Let’s not forget that healthcare is quite expensive and beyond the reach of many patients. Added to this is the fact that some procedures which may be recommended by healthcare specialists, are not covered under medical insurance thus forcing patients to dig deeper into their own pockets and resources to pay these fees. One of the most common procedures is one known as early elective deliveries where women who are into their 37th-39th week of pregnancy are asked by their healthcare providers to undergo the same. These deliveries are unsafe and quite costly.

MRGE Needs To Be Innovative To Attract Profits

It is in such an environment that Merge Healthcare Inc. (NASDAQ:MRGE) has to operate. Therefore, based on the current situation being experienced in the healthcare industry, it doesn’t come as too much of a shocker to notice that the company may have reported profits, but its revenues weren’t what was really expected. All in all, the company failed to meet the figures which analysts, especially those in Wall Street, had estimated. Shareholders must have been quite taken aback by the revenue miss as reported by MRGE.

It’s not the shareholders only who were displeased by what happened with Merge Healthcare Incorporated (NASDAQ: MRGE), in terms of the recently announced financial results. The disappointing results affected the top managements as well, as was demonstrated through the speech made by the Chairman of the Board, Michael W. Ferro Jnr. Incidentally he is also the largest shareholder. While there are fears that the company could be heading back to where it was rescued from five years ago, there is reason to believe that the current situation is a one-off.
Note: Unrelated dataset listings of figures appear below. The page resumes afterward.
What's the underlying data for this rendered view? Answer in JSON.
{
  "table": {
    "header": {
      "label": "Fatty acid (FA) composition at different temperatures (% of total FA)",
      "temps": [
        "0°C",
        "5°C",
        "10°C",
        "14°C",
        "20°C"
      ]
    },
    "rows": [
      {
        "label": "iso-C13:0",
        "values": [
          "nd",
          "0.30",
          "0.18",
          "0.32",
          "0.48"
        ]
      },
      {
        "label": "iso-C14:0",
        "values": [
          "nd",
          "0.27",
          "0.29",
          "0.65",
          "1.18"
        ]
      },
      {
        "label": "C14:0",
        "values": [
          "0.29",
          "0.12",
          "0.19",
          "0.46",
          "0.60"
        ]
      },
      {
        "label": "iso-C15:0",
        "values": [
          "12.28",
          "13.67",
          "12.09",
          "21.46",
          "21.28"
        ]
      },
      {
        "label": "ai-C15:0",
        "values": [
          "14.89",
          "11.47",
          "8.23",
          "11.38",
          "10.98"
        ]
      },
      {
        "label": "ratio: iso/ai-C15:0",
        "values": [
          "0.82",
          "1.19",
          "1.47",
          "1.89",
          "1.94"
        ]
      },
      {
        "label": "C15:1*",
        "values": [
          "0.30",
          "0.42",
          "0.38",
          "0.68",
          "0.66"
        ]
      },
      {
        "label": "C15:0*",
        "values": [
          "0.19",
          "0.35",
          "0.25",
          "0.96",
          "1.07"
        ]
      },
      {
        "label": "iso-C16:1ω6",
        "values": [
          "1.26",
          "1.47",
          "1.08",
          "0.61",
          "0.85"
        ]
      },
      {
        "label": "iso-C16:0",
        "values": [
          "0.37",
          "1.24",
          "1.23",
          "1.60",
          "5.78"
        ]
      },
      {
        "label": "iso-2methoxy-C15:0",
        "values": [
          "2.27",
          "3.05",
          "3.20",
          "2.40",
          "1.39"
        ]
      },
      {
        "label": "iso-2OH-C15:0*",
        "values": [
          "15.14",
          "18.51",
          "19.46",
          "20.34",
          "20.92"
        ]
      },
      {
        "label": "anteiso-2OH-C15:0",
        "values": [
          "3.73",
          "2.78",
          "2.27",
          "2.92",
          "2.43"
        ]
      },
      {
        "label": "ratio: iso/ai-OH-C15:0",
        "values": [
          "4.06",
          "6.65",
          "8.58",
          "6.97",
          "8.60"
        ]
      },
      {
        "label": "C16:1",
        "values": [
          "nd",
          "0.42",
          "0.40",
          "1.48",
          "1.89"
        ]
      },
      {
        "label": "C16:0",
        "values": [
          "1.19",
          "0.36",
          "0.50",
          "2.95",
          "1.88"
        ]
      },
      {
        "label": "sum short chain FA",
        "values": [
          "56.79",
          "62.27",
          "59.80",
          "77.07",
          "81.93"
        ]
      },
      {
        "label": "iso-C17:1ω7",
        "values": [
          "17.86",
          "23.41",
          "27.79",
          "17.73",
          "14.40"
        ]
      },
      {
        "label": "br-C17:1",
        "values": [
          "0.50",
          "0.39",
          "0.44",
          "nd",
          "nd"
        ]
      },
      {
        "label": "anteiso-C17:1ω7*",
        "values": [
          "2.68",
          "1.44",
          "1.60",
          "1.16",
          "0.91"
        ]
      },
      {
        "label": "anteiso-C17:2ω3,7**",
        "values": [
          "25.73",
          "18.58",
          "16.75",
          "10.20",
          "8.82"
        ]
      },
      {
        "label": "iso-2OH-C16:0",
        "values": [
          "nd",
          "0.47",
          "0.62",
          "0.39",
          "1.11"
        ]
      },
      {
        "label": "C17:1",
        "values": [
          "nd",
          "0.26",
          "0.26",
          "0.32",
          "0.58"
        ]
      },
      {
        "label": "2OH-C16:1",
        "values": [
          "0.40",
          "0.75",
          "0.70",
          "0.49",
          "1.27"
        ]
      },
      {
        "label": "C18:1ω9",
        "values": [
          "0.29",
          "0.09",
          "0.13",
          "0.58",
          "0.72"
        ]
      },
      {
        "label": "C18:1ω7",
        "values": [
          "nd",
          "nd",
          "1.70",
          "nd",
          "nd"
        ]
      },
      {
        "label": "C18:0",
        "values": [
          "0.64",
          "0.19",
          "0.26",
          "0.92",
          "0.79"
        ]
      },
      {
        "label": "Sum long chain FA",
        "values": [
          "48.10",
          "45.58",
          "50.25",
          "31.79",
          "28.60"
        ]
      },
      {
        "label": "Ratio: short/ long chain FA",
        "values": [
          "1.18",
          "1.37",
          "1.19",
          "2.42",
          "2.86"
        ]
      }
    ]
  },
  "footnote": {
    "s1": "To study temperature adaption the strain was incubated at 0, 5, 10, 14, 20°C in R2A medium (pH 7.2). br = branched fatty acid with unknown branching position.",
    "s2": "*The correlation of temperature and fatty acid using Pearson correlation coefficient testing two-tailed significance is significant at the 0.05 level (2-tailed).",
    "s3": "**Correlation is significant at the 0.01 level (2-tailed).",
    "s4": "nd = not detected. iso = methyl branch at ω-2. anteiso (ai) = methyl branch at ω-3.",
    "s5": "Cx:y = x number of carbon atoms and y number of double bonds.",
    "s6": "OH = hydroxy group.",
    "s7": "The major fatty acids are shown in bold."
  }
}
MRGE Must Operate Under Stable Leadership

The decision by top executives at MRGE to continue operating under the leadership of Nancy Koenig and Justin Dearborn, is quite commendable. The two were responsible for getting the company out of the financial mess it found itself under some five years ago. It appears that the board is still convinced that the two can get the firm out of the financially poor results which were recently announced. This demonstrates that the two enjoy confidence from the board, and they need this in order to overcome the challenges facing the company and industry as a whole.

As an analyst, I believe the company’s future outlook is not so bad. I think the company is in a good moment and that this will be replicated in its financial results to be released in the next quarter. If the healthcare industry picks up and cleans all the mess found therein, companies such as Merge Healthcare, which has a market cap of around $227.12 million and depend on this sector, will benefit greatly. Some of the competitors this company deals with include GE Healthcare Ltd, and McKesson Corporation, to mention a few.

MRGE has a lot of work to do in order to catch up with companies such as Cerner Corporation (NASDAQ:CERN) which is a top performer in this industry, but hopefully it will get there.